Longoz (Subasar-Bataklık) Ormanları
Susurluk Irmağı’nın Marmara Denizi’ne döküldüğü delta bölgesi Karacabeyliler tarafından “Boğaz” veya “Kocaçay Deresi” adıyla anılmaktadır. Burada Poyraz, Dalyan ve Arapçiftliği isimli üç adet lagün gölleriyle göçmen kuşların Güney Marmara’daki konaklama merkezlerinden “Longoz (Subasar-Bataklık) Ormanları” yer almaktadır.
Tatlı su ve deniz balıkların yaşayabildiği lagün gölleri yaklaşık 20 yıl öncesine kadar Meksika’dan Türkiye’ye göç eden yılan balıklarının üreme merkezi durumundaydı. Başta Nilüfer Çayı olmak üzere Susurluk Irmağı’nda bu süre içerisinde yaşanan aşırı kirlilik ve kimyasal atıklar nedeniyle lagün gölleri ve Kocaçay Deltası’nda ekolojik sistem önemli ölçüde tahribata uğramıştır.
Longoz ormanlarının bitişiğindeki Kocaçay Deltası “Korunacak Sulak Alan” statüsüne alınmış, ancak nehrin deltasındaki aşırı kirlilik sudaki oksijeni de yok ettiğinden halen burada canlıların üremesi ve barınması özlenen düzeye ulaşamamıştır. Bölgenin Ramsar Sözleşmesi’ne alınması için çaba harcanmaktadır.

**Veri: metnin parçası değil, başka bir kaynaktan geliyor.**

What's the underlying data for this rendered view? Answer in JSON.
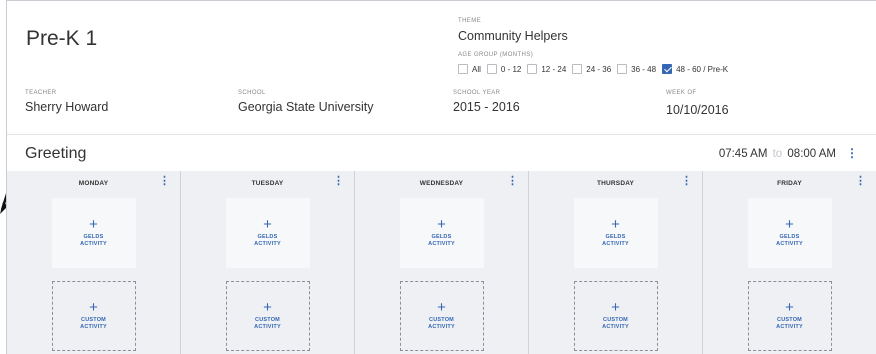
{
  "class_name": "Pre-K 1",
  "theme": {
    "label": "THEME",
    "value": "Community Helpers"
  },
  "age_group": {
    "label": "AGE GROUP (MONTHS)",
    "options": [
      {
        "label": "All",
        "checked": false
      },
      {
        "label": "0 - 12",
        "checked": false
      },
      {
        "label": "12 - 24",
        "checked": false
      },
      {
        "label": "24 - 36",
        "checked": false
      },
      {
        "label": "36 - 48",
        "checked": false
      },
      {
        "label": "48 - 60 / Pre-K",
        "checked": true
      }
    ]
  },
  "teacher": {
    "label": "TEACHER",
    "value": "Sherry Howard"
  },
  "school": {
    "label": "SCHOOL",
    "value": "Georgia State University"
  },
  "school_year": {
    "label": "SCHOOL YEAR",
    "value": "2015 - 2016"
  },
  "week_of": {
    "label": "WEEK OF",
    "value": "10/10/2016"
  },
  "section": {
    "title": "Greeting",
    "start_time": "07:45 AM",
    "separator": "to",
    "end_time": "08:00 AM"
  },
  "days": [
    {
      "name": "MONDAY"
    },
    {
      "name": "TUESDAY"
    },
    {
      "name": "WEDNESDAY"
    },
    {
      "name": "THURSDAY"
    },
    {
      "name": "FRIDAY"
    }
  ],
  "card_labels": {
    "plus": "+",
    "geld_line1": "GELDS",
    "geld_line2": "ACTIVITY",
    "custom_line1": "CUSTOM",
    "custom_line2": "ACTIVITY"
  },
  "menu_glyph": "⋮",
  "colors": {
    "accent": "#3567b4",
    "day_column_bg": "#eef0f3",
    "card_bg": "#f7f8f9"
  }
}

Çok sayıda canlı türünün gözlendiği longoz ormanları ilçenin Boğaz Köyü ile Bayramdere (Yeniköy) arasındadır. Karacabey, Türkiye coğrafyasında sulak alanları, ırmakları ve verimli topraklarıyla ön plana çıkarken, günümüzde bunları koruma şemsiyesi altına alacak projeler üretilmeye başlanmıştır. Longoz ormanları ile çevresindeki lagün göllerinin sürdürülebilir turizm doğrultusunda Karacabey’in ve ülkenin gelecek nesillerine tüm değerleri ve güzellikleriyle doğal miras olarak kalması hazırlanan projelerin asıl amacıdır. Projeler hayata geçirildiği takdirde, longoz ormanları ile söz konusu doğal zenginlik bölgesi “Koruma öncelikli orman” ve “Milli Park” haline getirilecektir.
Ova Korusu Ayı Barınağı
Merkezi İngiltere’de bulunan Dünya Hayvanları Koruma Derneği’nin (SPA) maddi desteği ve Çevre ve Orman Bakanlığı ile Uludağ Üniversitesi Veterinerlik Fakültesi’nin iş birliği sayesinde “dansçı ayıları” korumak amacıyla Karacabey’in Yeniköy beldesinde ve Ova Korusu Mevkii’nde “doğal barınak” statüsünde kurulmuştur.
SPA’nın desteğini çekmesinin ardından projenin finansmanını Çevre ve Orman Bakanlığı ile İkinci Şans Vahşi Hayvanları Koruma Derneği üstlenmiştir.
İtalya ve Yunanistan’da uygulanan aynı özellikteki projeler arasında Ova Korusu Ayı Barınağı doğal ortamı ile ön plana çıkmaktadır. 1993 yılından günümüze kadar sürdürülen rehabilitasyon projesi çerçevesinde ilk anda 16 ayının yer aldığı barınakta halen 66 ayı Ova Korusu’nda doğal yaşamını sürdürmektedir.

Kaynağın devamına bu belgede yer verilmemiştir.